Sexe et mensonges se veut l’essai d’un sujet infatigable. Il y va de nos libertés marocaines. D’autant plus infatigables qu’il s’agit là de sexualité. Où en sommes-nous?

Un essai de Leïla Slimani que tout Marocain a écrit de tête au moins une fois….car même à l’inventer, connaissant, de droit, sa société, il ne saurait le rater. Un problème nouveau mais d’une boucle déjà millénaire. Peut-être devons-nous délasser l’oreille en restaurant nos arguments. Non pas qu’ils soient défaillants mais plutôt usités. Il faut instaurer un langage nouveau, de là, une pensée novatrice. Ici, Sexe et mensonges se veut plutôt un constat.

Comme le tracé d’une courbe sismique à laquelle siérait une nouvelle échelle. Une échelle rendant au mieux sa sensibilité, car la catastrophe est d’un éternel retour. Bref, pour amorcer le cours fragmentaire de l’essai, les témoignages de femmes en mal de liberté, ici, se donnent à l’oeil-lecteur. Une mutation qui opère au sein de l’expression, pour en faire une revendication, plutôt un droit rudimentaire, un droit de l’ordre de l’innée: l’instinct sexuel. Voilà qui est biologiquement correct. Mais au fil des lignes, la nature, qu’il faut peut-être maquiller comme dirait le poète maudit, se heurte au fait d’homme. Une culture, un dogme et le reste. Le Maroc d’aujourd’hui qui a son idée là-dessus fait l’objet de ce livre.

Le tabou lié à la sexualité prend des tournures plus marquantes quand il s’agit d’un contexte conservateur, musulman. Entre une religion perçue par beaucoup comme étant fixiste et non-évolutive et les aspirations d’une frange en mal de sexualité, des voix se lèvent, des paupières baissent. Il va sans dire que la législation marocaine plaide pour la doctrine religieuse, ce qui charge la donne d’un élément particulier: Un contrat social, on parle là de légalité et de non-légalité plutôt.

Un Maroc double
Et qui dit non-légalité dit sanction.

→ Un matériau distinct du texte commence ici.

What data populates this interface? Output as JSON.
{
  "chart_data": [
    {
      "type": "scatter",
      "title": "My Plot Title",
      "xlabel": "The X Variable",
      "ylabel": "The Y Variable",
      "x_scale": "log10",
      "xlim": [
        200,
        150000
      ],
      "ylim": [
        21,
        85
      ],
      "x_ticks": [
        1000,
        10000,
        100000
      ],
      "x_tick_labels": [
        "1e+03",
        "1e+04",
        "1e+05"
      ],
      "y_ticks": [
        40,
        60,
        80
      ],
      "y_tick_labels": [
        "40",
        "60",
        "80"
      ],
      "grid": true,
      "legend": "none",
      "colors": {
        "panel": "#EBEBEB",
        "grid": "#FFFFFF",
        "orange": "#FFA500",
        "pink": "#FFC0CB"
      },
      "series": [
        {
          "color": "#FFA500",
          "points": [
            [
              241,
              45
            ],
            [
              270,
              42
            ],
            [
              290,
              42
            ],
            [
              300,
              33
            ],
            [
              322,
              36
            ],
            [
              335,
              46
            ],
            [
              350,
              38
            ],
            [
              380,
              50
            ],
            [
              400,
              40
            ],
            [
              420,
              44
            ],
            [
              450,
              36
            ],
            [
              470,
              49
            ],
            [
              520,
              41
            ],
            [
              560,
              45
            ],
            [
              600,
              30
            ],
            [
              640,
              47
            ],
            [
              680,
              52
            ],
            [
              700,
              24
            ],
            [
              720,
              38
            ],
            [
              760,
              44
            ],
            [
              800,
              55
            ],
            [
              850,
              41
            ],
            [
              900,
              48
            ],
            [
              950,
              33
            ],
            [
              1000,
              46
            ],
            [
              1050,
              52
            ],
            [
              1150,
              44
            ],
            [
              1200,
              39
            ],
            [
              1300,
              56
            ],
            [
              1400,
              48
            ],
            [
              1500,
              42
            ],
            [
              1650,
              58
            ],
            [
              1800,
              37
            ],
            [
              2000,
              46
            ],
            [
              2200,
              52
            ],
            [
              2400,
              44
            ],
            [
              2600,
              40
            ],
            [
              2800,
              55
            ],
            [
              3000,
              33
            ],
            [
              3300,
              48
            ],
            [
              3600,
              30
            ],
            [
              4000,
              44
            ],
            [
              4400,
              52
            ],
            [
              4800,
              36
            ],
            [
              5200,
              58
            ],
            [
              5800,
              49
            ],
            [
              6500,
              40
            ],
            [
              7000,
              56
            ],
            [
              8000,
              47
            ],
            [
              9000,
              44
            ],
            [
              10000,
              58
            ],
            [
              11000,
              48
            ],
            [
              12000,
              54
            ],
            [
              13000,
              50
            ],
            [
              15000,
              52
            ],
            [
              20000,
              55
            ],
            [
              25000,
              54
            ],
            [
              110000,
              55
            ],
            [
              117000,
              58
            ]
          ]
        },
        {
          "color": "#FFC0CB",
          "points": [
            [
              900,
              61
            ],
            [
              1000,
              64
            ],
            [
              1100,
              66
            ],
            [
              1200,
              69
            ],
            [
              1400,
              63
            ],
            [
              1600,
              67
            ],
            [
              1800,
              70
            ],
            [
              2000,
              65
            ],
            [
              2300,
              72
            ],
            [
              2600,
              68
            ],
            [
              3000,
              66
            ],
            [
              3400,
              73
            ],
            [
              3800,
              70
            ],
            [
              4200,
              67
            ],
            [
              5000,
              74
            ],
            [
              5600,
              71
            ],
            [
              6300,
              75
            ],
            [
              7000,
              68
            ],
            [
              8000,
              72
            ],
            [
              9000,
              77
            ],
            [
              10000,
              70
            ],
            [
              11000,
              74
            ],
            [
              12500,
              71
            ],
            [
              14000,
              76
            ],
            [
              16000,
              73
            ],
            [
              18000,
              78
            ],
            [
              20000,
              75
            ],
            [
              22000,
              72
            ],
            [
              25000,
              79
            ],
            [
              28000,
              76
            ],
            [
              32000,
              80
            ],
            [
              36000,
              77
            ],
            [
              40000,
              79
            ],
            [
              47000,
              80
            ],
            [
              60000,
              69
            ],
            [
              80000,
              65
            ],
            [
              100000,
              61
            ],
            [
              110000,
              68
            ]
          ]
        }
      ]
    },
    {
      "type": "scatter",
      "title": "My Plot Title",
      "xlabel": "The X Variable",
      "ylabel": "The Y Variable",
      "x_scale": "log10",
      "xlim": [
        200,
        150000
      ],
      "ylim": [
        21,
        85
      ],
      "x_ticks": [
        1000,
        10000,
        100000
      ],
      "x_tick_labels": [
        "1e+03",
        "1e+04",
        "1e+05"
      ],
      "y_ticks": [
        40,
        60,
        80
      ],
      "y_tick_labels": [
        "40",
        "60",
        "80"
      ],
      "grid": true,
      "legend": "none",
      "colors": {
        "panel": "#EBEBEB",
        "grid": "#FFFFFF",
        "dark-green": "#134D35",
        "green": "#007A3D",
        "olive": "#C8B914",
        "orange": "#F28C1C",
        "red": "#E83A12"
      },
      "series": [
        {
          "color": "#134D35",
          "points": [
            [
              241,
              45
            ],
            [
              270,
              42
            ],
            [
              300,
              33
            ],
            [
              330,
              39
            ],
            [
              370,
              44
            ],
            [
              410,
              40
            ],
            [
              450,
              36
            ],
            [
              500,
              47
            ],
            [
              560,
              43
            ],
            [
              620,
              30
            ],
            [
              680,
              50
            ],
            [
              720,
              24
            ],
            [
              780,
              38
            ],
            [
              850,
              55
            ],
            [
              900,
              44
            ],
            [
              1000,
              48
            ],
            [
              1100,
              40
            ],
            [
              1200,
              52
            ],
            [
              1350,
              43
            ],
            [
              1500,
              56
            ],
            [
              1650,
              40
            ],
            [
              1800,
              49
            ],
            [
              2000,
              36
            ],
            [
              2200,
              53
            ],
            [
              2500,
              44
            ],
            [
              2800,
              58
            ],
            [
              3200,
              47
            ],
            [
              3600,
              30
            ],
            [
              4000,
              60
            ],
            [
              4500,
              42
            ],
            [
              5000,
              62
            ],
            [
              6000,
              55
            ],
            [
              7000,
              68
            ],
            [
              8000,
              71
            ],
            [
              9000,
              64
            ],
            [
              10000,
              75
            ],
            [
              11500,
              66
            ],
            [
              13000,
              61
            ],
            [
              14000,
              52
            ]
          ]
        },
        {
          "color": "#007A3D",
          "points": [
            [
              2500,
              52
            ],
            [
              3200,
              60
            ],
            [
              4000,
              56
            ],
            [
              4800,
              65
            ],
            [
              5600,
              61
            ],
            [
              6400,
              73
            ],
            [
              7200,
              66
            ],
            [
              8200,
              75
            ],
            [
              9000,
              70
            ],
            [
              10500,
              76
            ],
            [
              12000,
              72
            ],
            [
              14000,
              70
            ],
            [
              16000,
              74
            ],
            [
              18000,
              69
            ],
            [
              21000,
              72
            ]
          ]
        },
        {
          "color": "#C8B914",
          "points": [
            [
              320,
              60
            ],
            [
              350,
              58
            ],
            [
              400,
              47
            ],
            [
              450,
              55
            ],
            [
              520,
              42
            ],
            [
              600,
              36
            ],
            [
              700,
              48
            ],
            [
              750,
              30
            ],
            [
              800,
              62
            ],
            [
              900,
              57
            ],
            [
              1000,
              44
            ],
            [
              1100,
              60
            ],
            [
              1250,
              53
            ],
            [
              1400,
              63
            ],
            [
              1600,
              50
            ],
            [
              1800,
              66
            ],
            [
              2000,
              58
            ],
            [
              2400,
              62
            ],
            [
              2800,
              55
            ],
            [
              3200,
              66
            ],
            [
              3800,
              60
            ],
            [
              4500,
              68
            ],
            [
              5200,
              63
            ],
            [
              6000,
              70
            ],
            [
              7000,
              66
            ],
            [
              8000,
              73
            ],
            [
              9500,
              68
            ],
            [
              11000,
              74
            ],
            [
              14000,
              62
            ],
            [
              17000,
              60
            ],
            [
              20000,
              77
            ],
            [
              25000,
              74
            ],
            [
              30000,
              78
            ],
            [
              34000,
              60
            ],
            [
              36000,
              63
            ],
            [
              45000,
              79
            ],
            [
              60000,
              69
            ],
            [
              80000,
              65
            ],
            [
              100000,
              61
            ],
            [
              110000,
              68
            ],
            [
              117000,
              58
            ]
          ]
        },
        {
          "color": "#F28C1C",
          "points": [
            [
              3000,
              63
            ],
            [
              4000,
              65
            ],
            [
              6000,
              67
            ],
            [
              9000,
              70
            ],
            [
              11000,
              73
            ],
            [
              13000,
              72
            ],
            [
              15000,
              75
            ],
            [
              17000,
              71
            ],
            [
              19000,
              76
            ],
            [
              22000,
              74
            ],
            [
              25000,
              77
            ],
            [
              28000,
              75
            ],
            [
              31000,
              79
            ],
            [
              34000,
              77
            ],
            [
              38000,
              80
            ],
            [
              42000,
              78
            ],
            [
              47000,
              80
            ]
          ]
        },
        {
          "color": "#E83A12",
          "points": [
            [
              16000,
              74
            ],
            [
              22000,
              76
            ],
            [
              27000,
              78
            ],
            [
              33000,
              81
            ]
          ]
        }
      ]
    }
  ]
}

Une sanction lourde qui prévoit un mois à un an de prison pour celui qui s’aventurerait à commettre l’acte de chair. C’est l’article 490. Ceci n’est pas un exemple, ceci est une réalité. Pour l’homosexualité, la peine est plus draconienne, elle va de 6 mois à 3 ans. Et c’est l’article 489. Un Maroc qui a du mal à concilier l’éternel et le temporel. Un Maroc double qui ferme l’oeil ici, mais qui l’ouvre ailleurs.

Une hypocrisie sociale qui se resserre autour de tabous séculaires et castrateurs. Un hymen en guise de pureté, une annihilation du désir comme chasteté… En contre partie, l’acte de chair est d’une impureté sans nom. La femme reléguée au domaine jouissif, ayant nul droit à parler son corps. Car si sexualité il y a, elle est, au plus, masculine. Le monopole du Sex comme un moyen d’oppression. Voici les points soulevés par le livre. Puis d’autres qu’on dirait freudiens mais à leur façon. Car si la sexualité chez Freud est problématique, base de tout, elle est, ici, solution à tout.
On peut lire qu’en libérant le sexe, on décoincerait d’autres droits. Notamment celui de la femme. Alors oui, il y a des progrès. Mais iraient-ils jusque là ?.